Dalio, edging into retirement, has taken it a stage further. He has turned his manifesto into a book, Principles – Life and Work, which topped The New York Times’ bestseller list. 

Despite his commitment to ‘radical truth’ and ‘radical transparency’, however, he refused to be interviewed by Copeland for the book, and even hired as many as three law firms to try to prevent its publication. Happily for the reader, he failed and the result is an engrossing account of how not to run a company, despite its enormous financial success.

(For the record, and as Copeland makes clear throughout, Dalio has read The Fund and disputes many of its assertions, either through lawyers or through company spokespeople.)

We Need To Talk About Inflation

Stephen D. King

Yale – R480

In any great horror movie, there’s always that special moment when the protagonist sits back and breathes a sigh of relief. The monster has been tamed, danger averted, and we can all relax. If only that were true! Regular audiences know that this is the cue for the creature to come crashing back onto the screen, bigger, more dangerous, and more terrifying than ever. 

So it is with the economic nightmare we call inflation. Author Stephen D. King himself draws the parallel with Arnold Schwarzenegger’s Terminator: “I’ll be back!” Like the movies, just when central bankers and politicians are congratulating themselves that inflation has finally been beaten, once and for all, it comes lurching out of the night, causing financial pain to whatever it touches.

King knows his subject: he is senior economic adviser at HSBC, a columnist for London’s Evening Standard newspaper, and has also been a specialist adviser to the UK’s House of Commons Treasury Committee. Happily, he writes elegantly and easily, which allows us an accessible approach to a central but potentially very dry issue in modern economics: why does inflation keep reappearing and what do we have to do to bring it under control?

In fact, ‘modern economics’ is a misnomer. King begins by tracing the history of inflation back to Roman times, nearly 2 000 years ago. He follows its course to today, touching on the effect of Spanish gold brought to Europe by the Conquistadors, Henry VIII’s dissolution of England’s monasteries and many instances of rulers of the Middle Ages debasing the precious metal content of their coinage. The assignats of the French Revolution make an appearance, as do the Napoleonic wars, and much more.

King’s purpose, however, is demonstrate the clear and firm relationship between government spending – the fiscal side of the equation – and monetary policy. How much money is in supply (called M2 in America and M3 in Europe, the UK, and South Africa) and the effect interest rates have on how people spend that money.

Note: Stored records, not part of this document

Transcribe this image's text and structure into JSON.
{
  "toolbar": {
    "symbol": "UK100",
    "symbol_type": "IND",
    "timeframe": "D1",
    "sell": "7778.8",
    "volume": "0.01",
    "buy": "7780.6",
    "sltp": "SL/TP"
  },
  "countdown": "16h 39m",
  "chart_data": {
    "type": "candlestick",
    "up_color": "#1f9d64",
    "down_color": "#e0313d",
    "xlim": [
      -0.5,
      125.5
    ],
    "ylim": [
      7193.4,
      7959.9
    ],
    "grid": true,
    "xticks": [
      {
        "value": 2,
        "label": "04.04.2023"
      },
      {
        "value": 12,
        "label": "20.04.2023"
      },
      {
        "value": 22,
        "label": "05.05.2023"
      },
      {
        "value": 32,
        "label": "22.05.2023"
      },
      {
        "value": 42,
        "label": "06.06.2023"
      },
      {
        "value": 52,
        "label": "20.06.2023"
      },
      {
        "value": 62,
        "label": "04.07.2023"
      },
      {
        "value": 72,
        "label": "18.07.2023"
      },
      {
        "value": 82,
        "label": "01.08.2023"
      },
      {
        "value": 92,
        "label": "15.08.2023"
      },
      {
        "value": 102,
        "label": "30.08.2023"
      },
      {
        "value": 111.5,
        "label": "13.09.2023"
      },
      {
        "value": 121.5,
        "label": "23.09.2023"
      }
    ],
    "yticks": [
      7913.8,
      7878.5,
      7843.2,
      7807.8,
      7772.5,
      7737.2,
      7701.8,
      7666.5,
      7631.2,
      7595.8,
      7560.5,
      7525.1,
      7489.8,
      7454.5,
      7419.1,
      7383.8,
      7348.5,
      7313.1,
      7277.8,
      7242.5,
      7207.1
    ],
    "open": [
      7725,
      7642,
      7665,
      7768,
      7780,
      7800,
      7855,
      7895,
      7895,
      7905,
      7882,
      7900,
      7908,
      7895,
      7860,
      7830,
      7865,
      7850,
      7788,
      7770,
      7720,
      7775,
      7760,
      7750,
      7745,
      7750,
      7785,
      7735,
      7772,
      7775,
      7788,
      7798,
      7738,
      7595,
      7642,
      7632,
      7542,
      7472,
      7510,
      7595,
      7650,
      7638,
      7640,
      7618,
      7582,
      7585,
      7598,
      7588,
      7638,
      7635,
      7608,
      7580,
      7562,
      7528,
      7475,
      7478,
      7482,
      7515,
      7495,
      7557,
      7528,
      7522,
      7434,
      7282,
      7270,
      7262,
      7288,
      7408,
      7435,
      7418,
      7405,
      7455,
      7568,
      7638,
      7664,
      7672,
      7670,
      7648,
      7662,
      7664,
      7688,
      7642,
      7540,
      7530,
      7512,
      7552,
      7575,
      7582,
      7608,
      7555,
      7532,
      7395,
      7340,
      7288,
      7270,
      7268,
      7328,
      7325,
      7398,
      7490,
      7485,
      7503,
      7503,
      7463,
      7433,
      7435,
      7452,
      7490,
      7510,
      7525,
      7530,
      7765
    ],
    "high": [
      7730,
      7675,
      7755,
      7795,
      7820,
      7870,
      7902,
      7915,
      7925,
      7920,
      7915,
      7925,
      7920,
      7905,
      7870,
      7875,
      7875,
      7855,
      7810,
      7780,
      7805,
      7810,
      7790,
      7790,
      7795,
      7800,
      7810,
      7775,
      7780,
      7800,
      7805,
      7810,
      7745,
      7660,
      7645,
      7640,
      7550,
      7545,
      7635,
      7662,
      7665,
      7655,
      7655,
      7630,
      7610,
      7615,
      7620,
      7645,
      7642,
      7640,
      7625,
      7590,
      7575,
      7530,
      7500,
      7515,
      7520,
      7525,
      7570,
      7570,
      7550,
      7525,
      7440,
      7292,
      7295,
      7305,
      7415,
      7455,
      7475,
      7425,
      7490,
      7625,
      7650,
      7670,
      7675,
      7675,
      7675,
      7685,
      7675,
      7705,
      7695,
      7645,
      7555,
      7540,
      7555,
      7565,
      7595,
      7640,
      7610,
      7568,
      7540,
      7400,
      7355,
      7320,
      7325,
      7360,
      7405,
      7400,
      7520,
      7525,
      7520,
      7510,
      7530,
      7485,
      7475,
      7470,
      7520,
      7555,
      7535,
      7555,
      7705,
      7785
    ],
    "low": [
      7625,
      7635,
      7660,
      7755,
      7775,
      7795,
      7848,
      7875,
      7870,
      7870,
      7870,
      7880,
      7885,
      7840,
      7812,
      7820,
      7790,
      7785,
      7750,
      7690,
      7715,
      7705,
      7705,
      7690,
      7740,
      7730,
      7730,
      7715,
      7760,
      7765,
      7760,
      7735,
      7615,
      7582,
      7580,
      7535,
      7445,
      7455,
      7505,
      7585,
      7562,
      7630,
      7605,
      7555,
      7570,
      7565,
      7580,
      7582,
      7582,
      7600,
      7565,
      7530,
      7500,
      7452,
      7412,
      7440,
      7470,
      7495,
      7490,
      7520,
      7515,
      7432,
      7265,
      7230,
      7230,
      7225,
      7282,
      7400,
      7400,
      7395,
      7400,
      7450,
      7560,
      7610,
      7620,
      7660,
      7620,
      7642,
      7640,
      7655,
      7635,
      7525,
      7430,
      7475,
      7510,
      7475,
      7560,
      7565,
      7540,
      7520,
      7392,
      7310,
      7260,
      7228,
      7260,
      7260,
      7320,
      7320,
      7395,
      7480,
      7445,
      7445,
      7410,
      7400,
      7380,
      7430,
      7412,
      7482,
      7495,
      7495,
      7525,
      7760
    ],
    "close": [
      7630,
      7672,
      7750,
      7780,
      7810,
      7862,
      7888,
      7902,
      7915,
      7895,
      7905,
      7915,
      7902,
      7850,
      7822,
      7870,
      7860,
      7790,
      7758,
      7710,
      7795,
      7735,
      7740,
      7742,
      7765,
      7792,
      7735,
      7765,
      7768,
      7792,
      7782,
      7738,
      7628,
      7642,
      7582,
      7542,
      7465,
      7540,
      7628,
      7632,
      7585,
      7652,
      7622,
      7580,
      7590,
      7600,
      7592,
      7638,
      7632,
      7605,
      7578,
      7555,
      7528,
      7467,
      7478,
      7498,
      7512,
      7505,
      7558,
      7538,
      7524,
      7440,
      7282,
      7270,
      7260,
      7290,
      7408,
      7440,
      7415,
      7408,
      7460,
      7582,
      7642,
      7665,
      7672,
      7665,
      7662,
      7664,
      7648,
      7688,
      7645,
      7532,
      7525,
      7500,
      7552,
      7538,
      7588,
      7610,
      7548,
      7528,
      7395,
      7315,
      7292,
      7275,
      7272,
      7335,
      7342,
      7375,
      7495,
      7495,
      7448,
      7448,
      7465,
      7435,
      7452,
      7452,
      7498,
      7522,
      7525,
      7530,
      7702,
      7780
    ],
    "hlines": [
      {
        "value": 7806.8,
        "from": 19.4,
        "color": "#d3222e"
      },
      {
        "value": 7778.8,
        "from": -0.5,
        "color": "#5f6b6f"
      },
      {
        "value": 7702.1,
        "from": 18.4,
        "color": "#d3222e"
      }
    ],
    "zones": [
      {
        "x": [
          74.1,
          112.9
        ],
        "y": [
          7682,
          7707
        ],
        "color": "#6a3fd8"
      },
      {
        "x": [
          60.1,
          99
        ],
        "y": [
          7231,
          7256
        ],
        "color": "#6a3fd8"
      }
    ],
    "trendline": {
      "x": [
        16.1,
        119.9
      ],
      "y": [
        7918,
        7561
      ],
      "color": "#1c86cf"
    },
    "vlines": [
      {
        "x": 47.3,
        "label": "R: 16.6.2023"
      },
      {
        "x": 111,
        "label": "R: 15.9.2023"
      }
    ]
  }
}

In years gone by, interest rates were set by the markets. Now they’re a function of central banks, but King is very much of the opinion that central bankers have fallen asleep at the wheel, believing that because inflation has been absent for so many years in most major economies, it has been permanently vanquished.

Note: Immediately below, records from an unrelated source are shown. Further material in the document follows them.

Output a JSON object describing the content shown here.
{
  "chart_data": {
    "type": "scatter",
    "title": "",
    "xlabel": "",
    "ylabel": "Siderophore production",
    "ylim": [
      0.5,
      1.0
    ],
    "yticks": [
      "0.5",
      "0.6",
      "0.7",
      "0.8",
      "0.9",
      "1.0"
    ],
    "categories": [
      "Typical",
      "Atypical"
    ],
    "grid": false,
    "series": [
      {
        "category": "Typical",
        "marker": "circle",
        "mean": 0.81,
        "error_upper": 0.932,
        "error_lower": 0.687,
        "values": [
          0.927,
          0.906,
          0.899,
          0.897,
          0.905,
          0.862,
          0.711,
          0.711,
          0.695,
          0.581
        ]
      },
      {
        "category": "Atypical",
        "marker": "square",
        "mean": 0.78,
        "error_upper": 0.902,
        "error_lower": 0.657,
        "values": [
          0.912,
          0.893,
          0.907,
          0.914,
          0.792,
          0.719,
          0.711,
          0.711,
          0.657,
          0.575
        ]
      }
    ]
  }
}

This, he suggests, has allowed central banks to take on responsibilities other than purely maintaining price stability via inflation control. He cites the European Central Bank as an example, defending the euro and supporting eurozone countries in financial difficulty.

Nor is it just the Europeans: many governments around the world have resorted to post-pandemic quantitative easing, whereby their central banks buy huge amounts of government debt. This, King maintains, is inflationary because it’s a form of printing money and causes a rapid increase in the money supply.

He ends the book with 14 lessons from which we can all learn, but they should be taken to heart by central bankers and politicians, especially those in charge of the fiscus. In the briefest of summaries, his key point is that monetary policy must regain the upper hand against its fiscal counterpart; when politicians overspend, which they always do, a truly independent central banks needs to have the mandate and the means – sharp teeth in the form of interest rates – to snap back and halt the rot. Otherwise inflation will once again stagger from the dark undergrowth, wreaking havoc in its wake.